Pharmacokinetic/Pharmacodynamic Modeling of the Antinociceptive Effects of (+)-Tramadol in the Rat: Role of Cytochrome P450 2D Activity

Abstract

In this study the role of cytochrome P450 2D (CYP2D) in the pharmacokinetic/pharmacodynamic relationship of (+)-tramadol [(+)-T] has been explored in rats. Male Wistar rats were infused with (+)-T in the absence of and during pretreatment with a reversible CYP2D inhibitor quinine (Q), determining plasma concentrations of Q, (+)-T, and (+)-O-demethyltramadol [(+)-M1], and measuring antinociception. Pharmacokinetics of (+)-M1, but not (+)-T, was affected by Q pretreatment: early after the start of (+)-T infusion, levels of (+)-M1 were significantly lower (P < 0.05). However, at later times during Q infusion those levels increased continuously, exceeding the values found in animals that did not receive the inhibitor.
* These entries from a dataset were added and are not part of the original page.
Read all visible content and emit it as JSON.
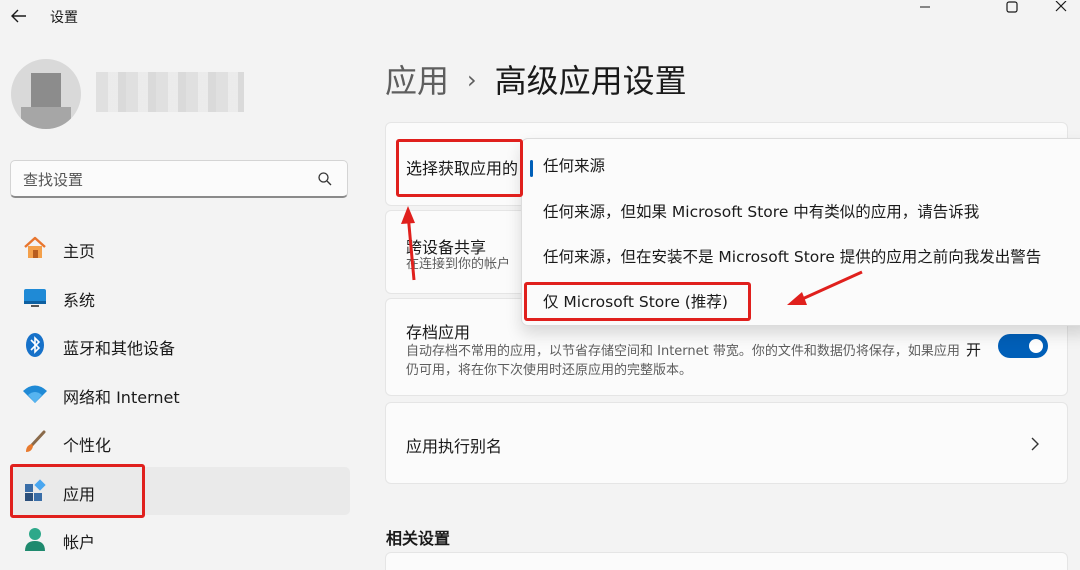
{
  "window": {
    "title": "设置"
  },
  "sidebar": {
    "search_placeholder": "查找设置",
    "items": [
      {
        "label": "主页",
        "icon": "home-icon"
      },
      {
        "label": "系统",
        "icon": "monitor-icon"
      },
      {
        "label": "蓝牙和其他设备",
        "icon": "bluetooth-icon"
      },
      {
        "label": "网络和 Internet",
        "icon": "wifi-icon"
      },
      {
        "label": "个性化",
        "icon": "brush-icon"
      },
      {
        "label": "应用",
        "icon": "apps-icon",
        "active": true
      },
      {
        "label": "帐户",
        "icon": "person-icon"
      }
    ]
  },
  "breadcrumb": {
    "parent": "应用",
    "separator": "›",
    "current": "高级应用设置"
  },
  "main": {
    "choose_source": {
      "title": "选择获取应用的"
    },
    "cross_device": {
      "title": "跨设备共享",
      "desc": "在连接到你的帐户"
    },
    "archive": {
      "title": "存档应用",
      "desc": "自动存档不常用的应用，以节省存储空间和 Internet 带宽。你的文件和数据仍将保存，如果应用仍可用，将在你下次使用时还原应用的完整版本。",
      "toggle_label": "开",
      "toggle_on": true
    },
    "aliases": {
      "title": "应用执行别名"
    },
    "related_title": "相关设置"
  },
  "dropdown": {
    "options": [
      "任何来源",
      "任何来源，但如果 Microsoft Store 中有类似的应用，请告诉我",
      "任何来源，但在安装不是 Microsoft Store 提供的应用之前向我发出警告",
      "仅 Microsoft Store (推荐)"
    ],
    "selected_index": 0
  },
  "colors": {
    "accent": "#005fb8",
    "annotation": "#e0201d",
    "background": "#f3f3f3",
    "card": "#fbfbfb"
  }
}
These results suggest that CYP2D is involved in the formation and elimination of (+)-M1. In fact, results from another experiment where (+)-M1 was given in the presence and in absence of Q showed that (+)-M1 elimination clearance (CL(ME0)) was significantly lower (P < 0.05) in animals receiving Q. Inhibition of both (+)-M1 formation clearance (CL(M10)) and CL(ME0) were modeled by an inhibitory E(MAX) model, and the estimates (relative standard error) of the maximum degree of inhibition (E(MAX)) and IC(50), plasma concentration of Q eliciting half of E(MAX) for CL(M10) and CL(ME0), were 0.94 (0.04), 97 (0.51) ng/ml, and 48 (0.42) ng/ml, respectively. The modeling of the time course of antinociception showed that the contribution of (+)-T was negligible and (+)-M1 was responsible for the observed effects, which depend linearly on (+)-M1 effect site concentrations. Therefore, the CYP2D activity is a major determinant of the antinociception elicited after (+)-T administration.